Since the adoption of California’s new Mathematics Framework, the Rural Math Collaborative (RMC) has made significant strides in its efforts to improve math education in small, rural local educational agencies.

Led by Lake County and Butte County in partnership with the California Collaborative for Educational Excellence, the RMC comprises 20 counties working to build high-quality professional development and coaching, professional learning networks (PLN) focused on mathematics instruction, and interventions based on the specific needs faced by small, rural and isolated support providers.

“When we are so rural and remote, it gets hard to access some of this professional learning that’s out there,” said Kim Ferguson, RMC lead coordinator and Lake County Office of Education learning support specialist.

Lesson study — a collaborative process that facilitates planning, analysis and continuous improvement of instructional practices through observation, evaluation of student learning and goal-setting — has been key to expanding the capacity for this work.

“The biggest thing is we’re building capacity for ongoing continuous improvement in mathematics,” Ferguson said. “I know in my county I’ve been able to create a system that didn’t exist before for a lesson study. I have some facilitators in training that shadowed me this last year, and next year they’re willing to take on a team. So, that’s really exciting to see schools that didn’t necessarily have those processes in place where it’s a collaborative culture and I’m seeing it start to take off.”

The goals of the RMC are to:

  • Build capacity in California’s rural counties to support math instruction and improve the culture of math education in rural communities.
  • Instill positive changes in attitudes and dispositions about math to promote greater student and teacher efficacy.
  • Support teachers in the mindset shift from deficit-based, remedial approaches to asset-based acceleration approaches.

To accomplish these, the RMC developed partnerships with the Chico Math Project at California State University, Chico, and the California Mathematics Project: North Coast at CSU Sonoma.
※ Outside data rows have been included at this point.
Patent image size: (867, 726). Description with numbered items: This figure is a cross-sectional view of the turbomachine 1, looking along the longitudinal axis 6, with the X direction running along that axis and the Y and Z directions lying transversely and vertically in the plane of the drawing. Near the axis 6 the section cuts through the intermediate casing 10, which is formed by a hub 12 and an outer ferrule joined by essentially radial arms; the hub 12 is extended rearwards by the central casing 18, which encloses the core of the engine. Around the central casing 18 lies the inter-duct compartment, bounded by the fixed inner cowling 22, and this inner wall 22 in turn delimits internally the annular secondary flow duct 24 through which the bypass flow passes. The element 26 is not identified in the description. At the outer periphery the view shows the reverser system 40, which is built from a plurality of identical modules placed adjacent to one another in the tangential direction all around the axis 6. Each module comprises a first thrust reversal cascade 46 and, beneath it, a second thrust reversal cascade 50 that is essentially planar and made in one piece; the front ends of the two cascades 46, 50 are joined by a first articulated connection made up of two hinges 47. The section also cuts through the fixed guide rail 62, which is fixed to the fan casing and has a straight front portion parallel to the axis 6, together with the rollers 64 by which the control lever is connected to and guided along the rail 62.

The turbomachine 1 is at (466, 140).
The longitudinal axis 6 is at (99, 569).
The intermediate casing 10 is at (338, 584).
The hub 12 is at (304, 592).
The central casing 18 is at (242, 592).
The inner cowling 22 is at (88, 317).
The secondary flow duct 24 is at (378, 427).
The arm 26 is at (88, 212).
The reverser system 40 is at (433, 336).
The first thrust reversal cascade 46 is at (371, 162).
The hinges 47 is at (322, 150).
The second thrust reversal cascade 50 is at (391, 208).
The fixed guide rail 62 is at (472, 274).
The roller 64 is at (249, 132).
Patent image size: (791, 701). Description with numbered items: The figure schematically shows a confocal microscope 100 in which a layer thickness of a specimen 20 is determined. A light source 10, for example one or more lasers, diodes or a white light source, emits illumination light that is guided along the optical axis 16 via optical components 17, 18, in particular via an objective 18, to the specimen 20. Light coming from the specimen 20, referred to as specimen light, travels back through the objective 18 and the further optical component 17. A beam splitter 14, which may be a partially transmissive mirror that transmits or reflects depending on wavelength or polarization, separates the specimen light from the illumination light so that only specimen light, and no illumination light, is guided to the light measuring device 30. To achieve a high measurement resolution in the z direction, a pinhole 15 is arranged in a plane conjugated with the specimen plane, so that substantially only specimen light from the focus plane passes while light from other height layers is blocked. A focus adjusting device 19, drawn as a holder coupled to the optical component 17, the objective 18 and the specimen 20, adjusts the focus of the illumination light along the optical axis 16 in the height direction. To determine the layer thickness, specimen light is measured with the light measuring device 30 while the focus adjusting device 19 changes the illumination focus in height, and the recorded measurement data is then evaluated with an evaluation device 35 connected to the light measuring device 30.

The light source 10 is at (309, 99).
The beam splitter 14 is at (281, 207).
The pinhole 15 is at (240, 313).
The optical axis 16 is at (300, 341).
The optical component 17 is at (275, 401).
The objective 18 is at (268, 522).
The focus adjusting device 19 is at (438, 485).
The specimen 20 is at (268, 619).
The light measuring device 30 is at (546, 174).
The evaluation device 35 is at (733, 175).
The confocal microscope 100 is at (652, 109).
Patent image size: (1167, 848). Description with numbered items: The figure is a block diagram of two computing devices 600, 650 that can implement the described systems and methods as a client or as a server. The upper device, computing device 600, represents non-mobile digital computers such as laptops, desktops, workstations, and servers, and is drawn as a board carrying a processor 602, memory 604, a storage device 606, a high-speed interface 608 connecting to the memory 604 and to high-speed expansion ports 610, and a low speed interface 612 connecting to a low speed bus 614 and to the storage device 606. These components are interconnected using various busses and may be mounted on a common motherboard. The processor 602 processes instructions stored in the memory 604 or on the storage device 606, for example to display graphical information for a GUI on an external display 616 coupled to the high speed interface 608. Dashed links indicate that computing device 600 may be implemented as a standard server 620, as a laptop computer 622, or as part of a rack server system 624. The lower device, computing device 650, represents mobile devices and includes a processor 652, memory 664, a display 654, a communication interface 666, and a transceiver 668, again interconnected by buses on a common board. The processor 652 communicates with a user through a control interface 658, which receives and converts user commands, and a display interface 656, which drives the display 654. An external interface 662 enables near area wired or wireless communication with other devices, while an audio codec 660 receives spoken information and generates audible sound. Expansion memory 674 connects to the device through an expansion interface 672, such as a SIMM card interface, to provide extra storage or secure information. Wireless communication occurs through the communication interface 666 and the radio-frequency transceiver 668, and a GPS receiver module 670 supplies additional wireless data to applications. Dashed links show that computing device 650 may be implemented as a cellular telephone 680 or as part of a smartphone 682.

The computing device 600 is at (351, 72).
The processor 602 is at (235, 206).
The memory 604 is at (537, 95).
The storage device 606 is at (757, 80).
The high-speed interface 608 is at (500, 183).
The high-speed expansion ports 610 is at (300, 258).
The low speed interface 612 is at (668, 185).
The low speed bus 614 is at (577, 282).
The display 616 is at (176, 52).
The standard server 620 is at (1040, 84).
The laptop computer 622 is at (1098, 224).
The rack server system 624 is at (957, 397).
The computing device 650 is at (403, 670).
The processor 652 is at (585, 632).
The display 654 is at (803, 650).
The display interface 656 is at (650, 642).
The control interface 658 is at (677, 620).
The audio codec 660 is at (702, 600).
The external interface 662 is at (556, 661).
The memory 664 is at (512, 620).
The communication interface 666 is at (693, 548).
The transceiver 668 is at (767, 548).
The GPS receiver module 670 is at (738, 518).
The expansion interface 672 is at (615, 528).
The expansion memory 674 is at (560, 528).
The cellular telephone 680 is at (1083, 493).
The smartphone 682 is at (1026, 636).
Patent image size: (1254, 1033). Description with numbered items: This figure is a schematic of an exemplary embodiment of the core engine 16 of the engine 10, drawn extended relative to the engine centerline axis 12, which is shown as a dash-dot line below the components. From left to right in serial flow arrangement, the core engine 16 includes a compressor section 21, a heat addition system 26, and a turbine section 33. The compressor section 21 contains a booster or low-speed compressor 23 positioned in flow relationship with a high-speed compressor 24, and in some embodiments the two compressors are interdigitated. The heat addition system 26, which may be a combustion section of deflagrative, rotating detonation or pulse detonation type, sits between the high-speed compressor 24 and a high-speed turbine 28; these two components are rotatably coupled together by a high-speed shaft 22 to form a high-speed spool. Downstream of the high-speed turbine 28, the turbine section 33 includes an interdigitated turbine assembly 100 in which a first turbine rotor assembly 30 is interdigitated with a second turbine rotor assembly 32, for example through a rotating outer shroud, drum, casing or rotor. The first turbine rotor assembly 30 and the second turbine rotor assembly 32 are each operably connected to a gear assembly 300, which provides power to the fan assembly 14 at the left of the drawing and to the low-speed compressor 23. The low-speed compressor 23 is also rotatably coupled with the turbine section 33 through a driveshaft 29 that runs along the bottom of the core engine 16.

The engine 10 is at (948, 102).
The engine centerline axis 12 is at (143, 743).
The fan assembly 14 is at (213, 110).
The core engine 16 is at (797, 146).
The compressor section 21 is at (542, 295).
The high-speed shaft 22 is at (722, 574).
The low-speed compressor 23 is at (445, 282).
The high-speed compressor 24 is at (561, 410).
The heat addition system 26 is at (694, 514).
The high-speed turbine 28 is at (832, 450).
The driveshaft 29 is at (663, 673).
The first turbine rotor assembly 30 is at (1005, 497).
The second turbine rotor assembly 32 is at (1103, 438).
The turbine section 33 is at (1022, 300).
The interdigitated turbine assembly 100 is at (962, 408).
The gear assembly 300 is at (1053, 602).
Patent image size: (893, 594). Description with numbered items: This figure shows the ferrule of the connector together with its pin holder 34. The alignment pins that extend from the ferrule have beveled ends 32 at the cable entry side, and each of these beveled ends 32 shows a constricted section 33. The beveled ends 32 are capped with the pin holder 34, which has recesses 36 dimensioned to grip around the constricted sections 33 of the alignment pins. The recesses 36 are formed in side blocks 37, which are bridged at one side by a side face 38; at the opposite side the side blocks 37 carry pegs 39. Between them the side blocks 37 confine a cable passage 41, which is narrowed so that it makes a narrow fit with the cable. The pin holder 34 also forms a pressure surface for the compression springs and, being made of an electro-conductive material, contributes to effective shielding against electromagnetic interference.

In developing a system to support math achievement, Ferguson said the collaborative landed on four main areas: lesson study, intervention, coaching and asynchronous modules.

Lesson study

This prong aims to support teachers to thoughtfully implement change in their classroom. “It’s always about keeping the students in the center of that lesson study design,” Ferguson said.


Originally, this prong included the K-8 Intervention Program Spring Math Pilot and a high-impact online tutoring program for students grades 9-12. However, Ferguson said that the data was not showing positive outcomes. As a result, now in year two of implementation, the shift has been made to a Concrete-Representational-Abstract (CRA) program called Do the Math for the small group instruction.

“We’ve gone in two directions on that. Our original design was all around high-impact tutoring and creating a system where we would train people in high-impact tutoring in each of the counties, and then those county people would then train tutors,” Ferguson said. “Well, we found that in our rural remote areas, we lacked the human capital.” That led to the creation of more flexible models, including in-classroom small group instruction sessions focused on math interventions for younger children.  “We’ve found that it’s getting some traction,” she continued. “Teachers are really appreciating having a tool for that small group instruction.”


This prong focuses on creating a system of support to build or better use teachers on special assignment (TOSAs) and instructional coaches to improve math instruction.

Asynchronous modules

This prong provides access to monthly online professional development on topics such as data science, social-emotional learning, number sense and Multi-Tiered Systems of Supports. “Once the [math] framework was adopted, we started creating some in-person sessions and then follow ups that both get that information to the administrators in our 20 counties and then to our teachers as well,” Ferguson said. “Because we are rural and remote, we also lack people — you can’t be everywhere all at once. So, sometimes we have things like our technology where a lot of our PLNs are virtual and recorded so that people can watch it afterward if they weren’t able to be there. That’s been really important, being flexible.”